The Transactions DSL in Midaz, called Gold, simplifies transaction processing with an intuitive accounting syntax. It stores transaction information in .gold files, allowing business teams to define transactions easily and fostering collaboration between technical and business workflows.

To use the DSL, follow these steps:

  1. Create the .gold file according to the Transactions DSL structure.
  2. Submit the file using the Create a Transaction using DSL endpoint.
👍

Tip

Want to dive deeper into the structure of the DSL? Check out the Transactions DSL page for more details..


Using JSON endpoint

JSON endpoints provide a flexible and developer-friendly standard for data interchange, enabling precise control over request structures tailored for custom workflows and specific use cases. Their broad compatibility with various programming languages makes integration and debugging easier.

However, this flexibility can result in verbosity and user errors, as developers are required to handle validation manually. For non-developers, the complexity of JSON may present challenges, making it less intuitive than a Domain-Specific Language (DSL) for everyday tasks.

❗️

Important

If you need to reserve funds before completing the transfer, set the pending field to true (Two-Phase Transaction flow).


Transaction Routes


The Transaction Routes API enables structured and validated transaction processing in Midaz.

While the Transactions API handles the execution of financial events (debits and credits between accounts), Transaction Routes define templates for how these events should be structured and validated, ensuring consistency and integrity.

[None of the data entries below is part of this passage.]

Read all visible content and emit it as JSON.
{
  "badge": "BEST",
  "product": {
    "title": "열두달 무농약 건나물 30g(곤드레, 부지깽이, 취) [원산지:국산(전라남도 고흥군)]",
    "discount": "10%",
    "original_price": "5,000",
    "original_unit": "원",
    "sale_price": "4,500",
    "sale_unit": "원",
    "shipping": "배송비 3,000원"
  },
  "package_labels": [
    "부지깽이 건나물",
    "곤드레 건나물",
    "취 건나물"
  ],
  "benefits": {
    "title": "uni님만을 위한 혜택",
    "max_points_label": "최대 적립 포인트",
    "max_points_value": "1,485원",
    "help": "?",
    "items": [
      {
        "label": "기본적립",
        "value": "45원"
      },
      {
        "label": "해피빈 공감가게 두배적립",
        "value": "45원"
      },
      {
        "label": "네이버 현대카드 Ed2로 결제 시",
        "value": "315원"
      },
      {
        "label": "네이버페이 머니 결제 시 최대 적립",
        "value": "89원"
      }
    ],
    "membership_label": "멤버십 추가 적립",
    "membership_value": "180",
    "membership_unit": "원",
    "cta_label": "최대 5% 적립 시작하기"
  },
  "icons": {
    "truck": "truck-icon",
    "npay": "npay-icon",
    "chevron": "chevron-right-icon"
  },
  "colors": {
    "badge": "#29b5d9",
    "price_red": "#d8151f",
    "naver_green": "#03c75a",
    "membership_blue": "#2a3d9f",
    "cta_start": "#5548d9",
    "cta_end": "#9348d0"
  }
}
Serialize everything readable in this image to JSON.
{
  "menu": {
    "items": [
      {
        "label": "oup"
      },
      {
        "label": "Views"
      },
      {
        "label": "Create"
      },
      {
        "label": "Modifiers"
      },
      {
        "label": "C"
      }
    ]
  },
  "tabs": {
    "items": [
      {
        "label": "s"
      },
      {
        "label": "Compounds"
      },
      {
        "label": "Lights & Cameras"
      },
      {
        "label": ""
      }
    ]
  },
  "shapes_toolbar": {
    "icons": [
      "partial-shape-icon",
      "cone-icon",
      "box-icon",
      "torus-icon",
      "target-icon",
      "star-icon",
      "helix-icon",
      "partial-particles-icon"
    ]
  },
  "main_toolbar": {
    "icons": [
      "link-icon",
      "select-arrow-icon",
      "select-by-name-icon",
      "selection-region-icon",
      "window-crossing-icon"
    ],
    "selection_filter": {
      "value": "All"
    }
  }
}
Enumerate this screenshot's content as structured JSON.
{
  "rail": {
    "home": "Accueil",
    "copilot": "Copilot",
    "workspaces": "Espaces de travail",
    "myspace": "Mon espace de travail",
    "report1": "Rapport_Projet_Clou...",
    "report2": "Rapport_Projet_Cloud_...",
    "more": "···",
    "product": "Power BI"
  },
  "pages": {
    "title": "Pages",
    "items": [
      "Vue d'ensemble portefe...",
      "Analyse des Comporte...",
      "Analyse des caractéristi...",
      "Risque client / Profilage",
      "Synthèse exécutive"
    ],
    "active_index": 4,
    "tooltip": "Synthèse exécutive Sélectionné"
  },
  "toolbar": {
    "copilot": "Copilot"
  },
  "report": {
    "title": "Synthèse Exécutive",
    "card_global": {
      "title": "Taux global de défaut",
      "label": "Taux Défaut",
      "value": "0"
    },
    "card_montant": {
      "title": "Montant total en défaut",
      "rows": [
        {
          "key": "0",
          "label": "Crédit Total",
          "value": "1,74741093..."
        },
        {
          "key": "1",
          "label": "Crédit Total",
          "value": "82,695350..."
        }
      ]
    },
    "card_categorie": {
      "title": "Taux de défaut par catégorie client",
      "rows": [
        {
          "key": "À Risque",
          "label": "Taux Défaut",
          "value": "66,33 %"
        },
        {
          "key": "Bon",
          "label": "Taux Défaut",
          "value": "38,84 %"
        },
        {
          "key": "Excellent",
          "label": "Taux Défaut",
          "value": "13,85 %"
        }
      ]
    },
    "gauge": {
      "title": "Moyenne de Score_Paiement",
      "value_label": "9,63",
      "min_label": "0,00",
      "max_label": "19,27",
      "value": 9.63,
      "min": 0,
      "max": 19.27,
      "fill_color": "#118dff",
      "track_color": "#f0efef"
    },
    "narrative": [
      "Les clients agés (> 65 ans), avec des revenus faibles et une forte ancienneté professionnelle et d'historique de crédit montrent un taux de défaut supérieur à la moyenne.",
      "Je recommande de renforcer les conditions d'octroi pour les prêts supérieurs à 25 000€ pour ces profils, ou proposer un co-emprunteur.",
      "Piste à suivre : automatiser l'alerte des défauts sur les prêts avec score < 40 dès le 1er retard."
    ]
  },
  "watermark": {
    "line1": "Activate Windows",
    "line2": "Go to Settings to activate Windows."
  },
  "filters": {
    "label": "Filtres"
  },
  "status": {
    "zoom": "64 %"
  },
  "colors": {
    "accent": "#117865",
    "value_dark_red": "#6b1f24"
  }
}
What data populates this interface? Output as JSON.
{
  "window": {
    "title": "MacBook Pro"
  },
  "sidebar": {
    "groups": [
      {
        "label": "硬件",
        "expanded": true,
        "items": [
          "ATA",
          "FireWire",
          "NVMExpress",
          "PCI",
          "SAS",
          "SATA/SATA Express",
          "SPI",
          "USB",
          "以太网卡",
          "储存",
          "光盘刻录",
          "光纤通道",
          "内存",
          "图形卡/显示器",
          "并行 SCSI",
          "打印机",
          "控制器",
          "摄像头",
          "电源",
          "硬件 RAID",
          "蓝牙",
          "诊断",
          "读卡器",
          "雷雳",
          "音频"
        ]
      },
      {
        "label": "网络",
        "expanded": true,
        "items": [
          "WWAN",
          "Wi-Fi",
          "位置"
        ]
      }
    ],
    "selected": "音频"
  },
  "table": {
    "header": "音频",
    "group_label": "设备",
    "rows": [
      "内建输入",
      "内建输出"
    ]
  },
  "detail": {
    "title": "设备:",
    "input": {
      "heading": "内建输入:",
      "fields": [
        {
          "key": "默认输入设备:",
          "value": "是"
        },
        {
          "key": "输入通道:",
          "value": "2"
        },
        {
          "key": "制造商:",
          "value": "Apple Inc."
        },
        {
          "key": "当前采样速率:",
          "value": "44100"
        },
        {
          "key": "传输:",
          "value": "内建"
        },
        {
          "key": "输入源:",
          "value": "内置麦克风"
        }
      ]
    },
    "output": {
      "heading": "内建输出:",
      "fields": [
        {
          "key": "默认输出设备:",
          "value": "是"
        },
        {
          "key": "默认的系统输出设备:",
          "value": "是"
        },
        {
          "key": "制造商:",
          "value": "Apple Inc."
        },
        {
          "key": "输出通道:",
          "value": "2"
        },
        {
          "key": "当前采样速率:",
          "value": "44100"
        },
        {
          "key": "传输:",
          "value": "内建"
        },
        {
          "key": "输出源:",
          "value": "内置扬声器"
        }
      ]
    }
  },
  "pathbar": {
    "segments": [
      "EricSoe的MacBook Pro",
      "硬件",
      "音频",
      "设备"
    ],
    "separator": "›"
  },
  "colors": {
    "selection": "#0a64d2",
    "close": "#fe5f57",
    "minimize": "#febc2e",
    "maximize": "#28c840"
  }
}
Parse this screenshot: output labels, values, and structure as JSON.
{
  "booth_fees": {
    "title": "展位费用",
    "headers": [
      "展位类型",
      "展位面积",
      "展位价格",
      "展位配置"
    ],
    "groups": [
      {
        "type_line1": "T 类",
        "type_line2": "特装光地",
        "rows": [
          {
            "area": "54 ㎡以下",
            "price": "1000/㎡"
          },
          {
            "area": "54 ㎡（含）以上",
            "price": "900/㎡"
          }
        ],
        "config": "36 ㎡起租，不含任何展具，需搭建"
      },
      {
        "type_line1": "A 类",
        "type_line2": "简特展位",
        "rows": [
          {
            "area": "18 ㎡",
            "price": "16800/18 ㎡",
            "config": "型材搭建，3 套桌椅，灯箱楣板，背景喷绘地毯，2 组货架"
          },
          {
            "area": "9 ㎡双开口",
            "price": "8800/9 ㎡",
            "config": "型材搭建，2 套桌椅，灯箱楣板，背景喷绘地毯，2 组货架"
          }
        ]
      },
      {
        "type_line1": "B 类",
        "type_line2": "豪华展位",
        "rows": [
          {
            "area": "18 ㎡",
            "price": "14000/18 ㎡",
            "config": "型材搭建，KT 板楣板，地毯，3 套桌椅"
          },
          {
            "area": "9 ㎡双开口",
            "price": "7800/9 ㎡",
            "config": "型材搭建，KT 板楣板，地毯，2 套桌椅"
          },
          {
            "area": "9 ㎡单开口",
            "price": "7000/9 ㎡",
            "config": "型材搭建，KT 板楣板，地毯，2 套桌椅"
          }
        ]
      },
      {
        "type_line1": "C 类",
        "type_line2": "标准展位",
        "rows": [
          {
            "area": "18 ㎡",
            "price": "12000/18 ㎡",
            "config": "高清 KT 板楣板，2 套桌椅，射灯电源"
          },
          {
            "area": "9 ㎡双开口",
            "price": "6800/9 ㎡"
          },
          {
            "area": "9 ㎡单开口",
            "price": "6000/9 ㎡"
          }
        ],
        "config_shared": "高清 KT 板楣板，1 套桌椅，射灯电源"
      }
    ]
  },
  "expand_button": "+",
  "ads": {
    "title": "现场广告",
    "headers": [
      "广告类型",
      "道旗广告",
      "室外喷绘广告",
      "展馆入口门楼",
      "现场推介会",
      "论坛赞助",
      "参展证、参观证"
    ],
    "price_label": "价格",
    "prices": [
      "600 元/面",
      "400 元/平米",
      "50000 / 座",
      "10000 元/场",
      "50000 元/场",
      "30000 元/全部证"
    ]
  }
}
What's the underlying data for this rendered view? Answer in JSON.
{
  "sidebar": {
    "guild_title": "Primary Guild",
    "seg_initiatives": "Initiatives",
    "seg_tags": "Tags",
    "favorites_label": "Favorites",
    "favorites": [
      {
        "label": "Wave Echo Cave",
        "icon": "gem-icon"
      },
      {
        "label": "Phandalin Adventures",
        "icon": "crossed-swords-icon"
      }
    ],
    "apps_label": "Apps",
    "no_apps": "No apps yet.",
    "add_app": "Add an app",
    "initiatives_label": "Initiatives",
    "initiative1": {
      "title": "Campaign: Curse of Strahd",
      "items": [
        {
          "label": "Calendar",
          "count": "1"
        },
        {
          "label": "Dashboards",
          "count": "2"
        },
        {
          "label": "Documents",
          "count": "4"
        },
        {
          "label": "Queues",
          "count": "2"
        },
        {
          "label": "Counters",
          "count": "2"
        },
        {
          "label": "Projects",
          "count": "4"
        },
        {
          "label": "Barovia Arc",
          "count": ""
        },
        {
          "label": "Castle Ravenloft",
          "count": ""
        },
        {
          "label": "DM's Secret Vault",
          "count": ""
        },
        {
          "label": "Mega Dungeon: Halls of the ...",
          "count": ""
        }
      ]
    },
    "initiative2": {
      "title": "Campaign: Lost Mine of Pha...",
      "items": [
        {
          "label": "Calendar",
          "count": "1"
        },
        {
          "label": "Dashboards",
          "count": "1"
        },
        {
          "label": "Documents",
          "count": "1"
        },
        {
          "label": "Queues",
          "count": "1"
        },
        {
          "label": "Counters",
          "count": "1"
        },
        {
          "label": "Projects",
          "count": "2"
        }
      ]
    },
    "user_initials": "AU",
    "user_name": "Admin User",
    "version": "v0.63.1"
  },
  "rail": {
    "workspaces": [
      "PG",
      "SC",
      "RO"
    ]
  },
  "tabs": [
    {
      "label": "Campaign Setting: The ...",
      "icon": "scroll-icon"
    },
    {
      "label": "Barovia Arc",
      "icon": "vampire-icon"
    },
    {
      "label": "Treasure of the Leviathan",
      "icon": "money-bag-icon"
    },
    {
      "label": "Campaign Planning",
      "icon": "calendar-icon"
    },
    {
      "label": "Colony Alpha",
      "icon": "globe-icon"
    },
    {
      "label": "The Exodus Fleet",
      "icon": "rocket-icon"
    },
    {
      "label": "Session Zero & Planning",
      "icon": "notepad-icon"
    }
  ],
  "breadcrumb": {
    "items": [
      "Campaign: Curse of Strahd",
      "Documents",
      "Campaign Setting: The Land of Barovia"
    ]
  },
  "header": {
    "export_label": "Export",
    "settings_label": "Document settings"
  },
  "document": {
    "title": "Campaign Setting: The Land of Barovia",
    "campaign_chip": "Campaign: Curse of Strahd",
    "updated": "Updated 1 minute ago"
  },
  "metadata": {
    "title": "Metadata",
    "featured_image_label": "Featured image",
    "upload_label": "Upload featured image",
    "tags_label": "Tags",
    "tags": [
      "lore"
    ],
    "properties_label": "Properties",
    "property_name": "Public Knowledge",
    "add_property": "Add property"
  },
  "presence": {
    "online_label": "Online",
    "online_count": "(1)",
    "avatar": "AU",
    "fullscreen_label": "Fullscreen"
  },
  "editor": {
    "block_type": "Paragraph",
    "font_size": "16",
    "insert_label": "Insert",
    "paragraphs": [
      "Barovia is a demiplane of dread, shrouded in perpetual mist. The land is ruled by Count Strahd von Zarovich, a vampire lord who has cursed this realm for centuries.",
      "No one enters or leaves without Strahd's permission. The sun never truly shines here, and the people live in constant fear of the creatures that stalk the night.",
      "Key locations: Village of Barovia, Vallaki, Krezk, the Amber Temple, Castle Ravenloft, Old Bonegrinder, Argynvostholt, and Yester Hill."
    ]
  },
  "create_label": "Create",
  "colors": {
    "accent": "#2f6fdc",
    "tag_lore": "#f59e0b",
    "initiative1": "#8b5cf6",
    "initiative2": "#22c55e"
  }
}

Think of it as the validation layer that ensures business transactions follow predefined patterns and maintain proper financial structure.

For example, a transaction for a fee, a deposit, or a payout may require different account types, validation rules, and structures. Instead of handling validation separately for each transaction, you configure predefined rules that tell Midaz: "When the user submits this type of transaction, validate it against these account requirements and structure patterns."

Each Transaction Route combines multiple Operation Routes, which define the individual components of a transaction, specifying account requirements, directions (source/destination), and validation rules for each "leg" of the financial event.

Why it matters

By using Transaction Routes, you:

  • Ensure consistent transaction structure across your application.
  • Make your ledger more maintainable, predictable, and reliable.
  • Validate financial events against predefined patterns.
  • Enable configuration of transaction templates without code changes.
  • Maintain data integrity through structured validation.

Managing transactions


You can manage your Transactions either via API or through the Console.

Via API


Via Console

All Transaction management actions, including viewing, creating, editing, and deleting, can be done through the Organizations page in the Midaz Console.